Dastardly doings at an English manor house.
For reasons that are never entirely clear, some of the servants at Thorncroft House, Lord Croft’s estate, have been named trustees of the place, along with the capital-F Family’s solicitor, the local doctor, the vicar, and several other prominent villagers. The Family wing has been converted into an asylum, although it’s never quite clear which members of the Family are being housed there or why. The trustees are also in charge of a large-scale project renovating the villagers’ dwellings to give them more room, better sanitation, and such other improvements as the villagers themselves propose. It all comes to a screeching halt when some Roman ruins are found beneath the excavation and then one of the trustees is found lying in a construction pit.

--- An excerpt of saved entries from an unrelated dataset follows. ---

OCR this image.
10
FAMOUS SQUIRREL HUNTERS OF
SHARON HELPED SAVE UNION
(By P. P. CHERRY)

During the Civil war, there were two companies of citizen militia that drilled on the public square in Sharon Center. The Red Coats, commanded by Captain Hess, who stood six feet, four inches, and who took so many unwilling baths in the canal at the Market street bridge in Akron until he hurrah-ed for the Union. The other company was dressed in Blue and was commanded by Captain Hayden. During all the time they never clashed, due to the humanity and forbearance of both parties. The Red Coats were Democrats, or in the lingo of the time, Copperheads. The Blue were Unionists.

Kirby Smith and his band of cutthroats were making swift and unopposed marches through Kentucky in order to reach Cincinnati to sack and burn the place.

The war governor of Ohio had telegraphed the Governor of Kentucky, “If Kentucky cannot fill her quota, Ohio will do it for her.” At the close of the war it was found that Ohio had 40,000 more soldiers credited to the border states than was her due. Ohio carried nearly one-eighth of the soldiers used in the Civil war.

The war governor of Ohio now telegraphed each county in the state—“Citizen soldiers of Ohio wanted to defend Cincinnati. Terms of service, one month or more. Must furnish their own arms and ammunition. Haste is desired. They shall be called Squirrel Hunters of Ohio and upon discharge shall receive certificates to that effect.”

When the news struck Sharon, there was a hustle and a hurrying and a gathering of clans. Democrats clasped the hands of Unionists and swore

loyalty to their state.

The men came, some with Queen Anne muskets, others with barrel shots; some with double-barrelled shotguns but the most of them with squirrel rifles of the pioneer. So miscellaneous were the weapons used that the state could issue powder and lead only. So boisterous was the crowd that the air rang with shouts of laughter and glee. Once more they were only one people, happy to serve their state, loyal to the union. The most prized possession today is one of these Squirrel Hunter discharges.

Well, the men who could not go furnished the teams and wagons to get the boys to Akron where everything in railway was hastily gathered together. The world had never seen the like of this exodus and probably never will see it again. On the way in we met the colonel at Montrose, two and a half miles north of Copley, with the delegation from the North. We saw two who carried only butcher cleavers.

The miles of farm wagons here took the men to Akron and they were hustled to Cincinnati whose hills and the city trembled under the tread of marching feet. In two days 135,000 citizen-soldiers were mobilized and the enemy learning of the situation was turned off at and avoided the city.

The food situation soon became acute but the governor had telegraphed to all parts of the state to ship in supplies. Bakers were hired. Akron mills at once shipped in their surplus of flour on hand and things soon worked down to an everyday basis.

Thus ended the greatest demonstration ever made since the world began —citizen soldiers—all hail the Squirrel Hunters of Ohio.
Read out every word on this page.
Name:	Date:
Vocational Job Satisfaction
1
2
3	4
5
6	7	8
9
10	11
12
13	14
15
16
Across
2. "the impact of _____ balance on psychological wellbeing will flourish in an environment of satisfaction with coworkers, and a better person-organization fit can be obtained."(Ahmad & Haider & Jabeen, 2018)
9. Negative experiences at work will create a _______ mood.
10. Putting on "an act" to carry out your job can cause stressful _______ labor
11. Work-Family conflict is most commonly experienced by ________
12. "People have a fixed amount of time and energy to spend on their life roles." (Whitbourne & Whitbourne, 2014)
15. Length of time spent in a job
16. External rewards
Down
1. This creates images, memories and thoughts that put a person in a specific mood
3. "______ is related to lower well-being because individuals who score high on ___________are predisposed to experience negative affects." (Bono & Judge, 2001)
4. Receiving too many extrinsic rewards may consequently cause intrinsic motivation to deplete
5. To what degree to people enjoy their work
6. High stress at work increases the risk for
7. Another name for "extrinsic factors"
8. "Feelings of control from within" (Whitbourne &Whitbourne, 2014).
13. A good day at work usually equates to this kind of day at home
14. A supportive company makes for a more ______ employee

Former butler Samuel Bowman isn’t dead, but he’s gravely injured, so former housekeeper Harriet Rowsley and her husband, Matthew, who seem to be first among equals in the world of the trustees, bring him back to Thorncroft House to convalesce under the watchful eyes of Nurse Pegg. Meanwhile, Lord Croft’s second cousin and heir, Julius Trescothick, arrives and ruffles everyone’s feathers by treating the servants as servants. As the trustees plot to relieve themselves of the disagreeable heir, a housemaid discovers that someone’s been pilfering artwork from the storage room upstairs. More trustees are assaulted, the villagers protest the work stoppage, and Trescothick ups the ante by refusing to dine with anyone who doesn’t refuse to dine with him.
Nobody dies, but it takes a village, quite literally, to put things right upstairs, downstairs, inside out.